Friday, July 29, 2022

Should you Acquire a Special Purpose Building?

Commercial real estate assignments ebb and flow between buyer opportunities and seller representations. Occasionally, we’re asked to market a special purpose building or find ourselves considering one for our clients to purchase. These unicorns can portend great risk and must be evaluated carefully. But before I launch in to how I caution buyers against said beasts - allow me a bit of explanation.
A general purpose industrial building has broad appeal to the universe of buyers. Most structures fall into this category. Such things as power, warehouse clearance, loading doors, and single story office space will be found on a typical buyer’s wish list. If an address curries favor with a narrow slice of occupants - we call these special purpose buildings.
We witnessed a spate of these constructed in the mid eighties as our industrial market adapted to the surge of microelectronic manufacturing. Needed was a hybrid between a high rise office and a down and dirty place where stuff was made. Enter Research and Development or R&D locations. Sporting more parking and a higher percentage of office space where engineers could work bolted onto areas used for manufacturing - this product type was dramatically overbuilt. Unfortunately, as supply was increasing - demand was falling as more of this genre’s output was shipped overseas. Thus we found ourselves with a whole class of industrial construction with limited flexibility - special purpose. Many lay fallow for years. Those that secured residents prayed for their longevity lest they’d be stuck with a costly void.
Another one we see is a facility improved with food grade infrastructure as they are rarely morphed into anything else. Sure, the next guy might be able to use some cold or frozen space - but generally the floor drains, washable walls and the like end up in the scrap heap.
Buying a parcel with special purpose improvements becomes challenging for myriad reasons.

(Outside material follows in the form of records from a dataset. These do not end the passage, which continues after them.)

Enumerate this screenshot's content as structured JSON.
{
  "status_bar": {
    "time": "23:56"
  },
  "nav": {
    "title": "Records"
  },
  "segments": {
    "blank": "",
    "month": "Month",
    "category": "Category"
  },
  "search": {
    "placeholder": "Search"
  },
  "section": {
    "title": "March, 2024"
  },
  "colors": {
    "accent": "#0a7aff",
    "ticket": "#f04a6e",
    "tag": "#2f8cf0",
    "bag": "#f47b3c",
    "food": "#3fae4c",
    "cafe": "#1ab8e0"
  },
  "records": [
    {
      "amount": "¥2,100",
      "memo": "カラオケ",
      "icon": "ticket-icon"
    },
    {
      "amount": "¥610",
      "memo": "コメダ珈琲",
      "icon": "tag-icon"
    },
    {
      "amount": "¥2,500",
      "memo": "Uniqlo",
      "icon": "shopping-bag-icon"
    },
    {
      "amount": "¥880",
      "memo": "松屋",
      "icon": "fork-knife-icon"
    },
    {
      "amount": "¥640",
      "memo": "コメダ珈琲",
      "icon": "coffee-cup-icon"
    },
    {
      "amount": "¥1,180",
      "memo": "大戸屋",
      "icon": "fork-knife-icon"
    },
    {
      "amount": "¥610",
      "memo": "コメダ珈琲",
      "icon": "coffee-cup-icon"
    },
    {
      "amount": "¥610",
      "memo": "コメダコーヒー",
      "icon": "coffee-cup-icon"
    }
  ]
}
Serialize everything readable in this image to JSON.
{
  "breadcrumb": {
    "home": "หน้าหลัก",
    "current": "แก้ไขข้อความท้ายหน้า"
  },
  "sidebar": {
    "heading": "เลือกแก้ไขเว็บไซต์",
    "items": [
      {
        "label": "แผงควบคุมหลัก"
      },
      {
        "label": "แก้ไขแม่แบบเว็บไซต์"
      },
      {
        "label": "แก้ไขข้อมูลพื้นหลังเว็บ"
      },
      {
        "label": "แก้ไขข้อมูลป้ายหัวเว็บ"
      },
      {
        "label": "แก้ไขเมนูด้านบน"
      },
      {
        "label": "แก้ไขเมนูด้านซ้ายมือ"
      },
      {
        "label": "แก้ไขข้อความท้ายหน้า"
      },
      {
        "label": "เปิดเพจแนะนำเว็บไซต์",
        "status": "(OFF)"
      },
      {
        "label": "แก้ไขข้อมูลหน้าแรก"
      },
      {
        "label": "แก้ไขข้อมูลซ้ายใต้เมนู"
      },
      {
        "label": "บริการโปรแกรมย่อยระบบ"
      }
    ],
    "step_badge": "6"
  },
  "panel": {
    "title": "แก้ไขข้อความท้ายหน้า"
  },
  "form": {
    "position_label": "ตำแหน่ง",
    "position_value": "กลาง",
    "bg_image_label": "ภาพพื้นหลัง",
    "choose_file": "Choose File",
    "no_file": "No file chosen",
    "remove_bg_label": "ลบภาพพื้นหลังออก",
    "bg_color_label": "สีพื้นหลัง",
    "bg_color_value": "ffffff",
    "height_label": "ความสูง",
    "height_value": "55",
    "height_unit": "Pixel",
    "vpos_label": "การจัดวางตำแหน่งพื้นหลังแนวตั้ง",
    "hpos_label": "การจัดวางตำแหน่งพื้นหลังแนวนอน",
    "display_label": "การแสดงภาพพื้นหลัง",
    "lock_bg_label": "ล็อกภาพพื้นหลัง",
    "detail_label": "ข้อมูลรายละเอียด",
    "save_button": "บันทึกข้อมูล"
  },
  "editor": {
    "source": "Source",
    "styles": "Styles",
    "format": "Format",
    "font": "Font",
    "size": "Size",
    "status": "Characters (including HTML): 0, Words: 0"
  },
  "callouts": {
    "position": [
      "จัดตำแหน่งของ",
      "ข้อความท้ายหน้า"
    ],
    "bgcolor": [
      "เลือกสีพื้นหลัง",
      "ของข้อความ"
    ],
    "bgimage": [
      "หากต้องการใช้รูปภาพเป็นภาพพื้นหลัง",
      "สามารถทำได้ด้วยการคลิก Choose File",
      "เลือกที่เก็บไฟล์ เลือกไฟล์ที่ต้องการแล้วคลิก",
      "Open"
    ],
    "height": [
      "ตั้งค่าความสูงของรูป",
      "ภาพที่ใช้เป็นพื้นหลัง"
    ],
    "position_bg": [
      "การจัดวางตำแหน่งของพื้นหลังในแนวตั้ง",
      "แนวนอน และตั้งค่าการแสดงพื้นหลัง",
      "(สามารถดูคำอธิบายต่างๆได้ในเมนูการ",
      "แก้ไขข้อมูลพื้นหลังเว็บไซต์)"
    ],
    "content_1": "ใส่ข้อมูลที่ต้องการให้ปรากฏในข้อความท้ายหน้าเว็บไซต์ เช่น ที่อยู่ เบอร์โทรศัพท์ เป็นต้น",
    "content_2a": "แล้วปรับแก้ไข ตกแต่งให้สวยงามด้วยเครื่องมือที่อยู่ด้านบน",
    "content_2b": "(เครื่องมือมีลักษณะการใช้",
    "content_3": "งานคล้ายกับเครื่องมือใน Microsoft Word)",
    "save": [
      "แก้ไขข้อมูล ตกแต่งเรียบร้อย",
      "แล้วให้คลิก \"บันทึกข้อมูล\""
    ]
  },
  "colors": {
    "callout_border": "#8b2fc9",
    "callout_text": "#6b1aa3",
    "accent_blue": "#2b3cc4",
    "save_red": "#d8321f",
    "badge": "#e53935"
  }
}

Chances are the occupant uses the intricacies and so long as he’s in residence - you’re golden. If he bolts, you’re scrambling to replace his tenancy. You see, a substantial investment went in to the goodies - now you must pay to remove them. This assumes of course that what underpins is marketable. Frequently, it’s cheaper to scrape the whole thing and start new. We saw this on the countless aerospace campuses occupied by the lines of Boeing, McDonnel Douglas and Beckman. Built specifically for the use they housed - no one foresaw a time when a retool would be necessary. Why would they?
Rarely are sellers prepared to hear the downside and how this impacts the price a buyer may be willing to pay. In the case of the aforementioned campuses - owners had to realize the buildings had no value and all would be based upon the land underneath. A bitter pill indeed!
Now for the good news. If you’re fortunate to find one of these with a mammoth credit tenant and a long term lease - great upside is to be found. The bad news is if there’s a vacancy. However, because the location is so unique - there are no places to move. We refer to this as a “sticky” tenancy. The improvements cause the occupant to “stick” in place and not relocate.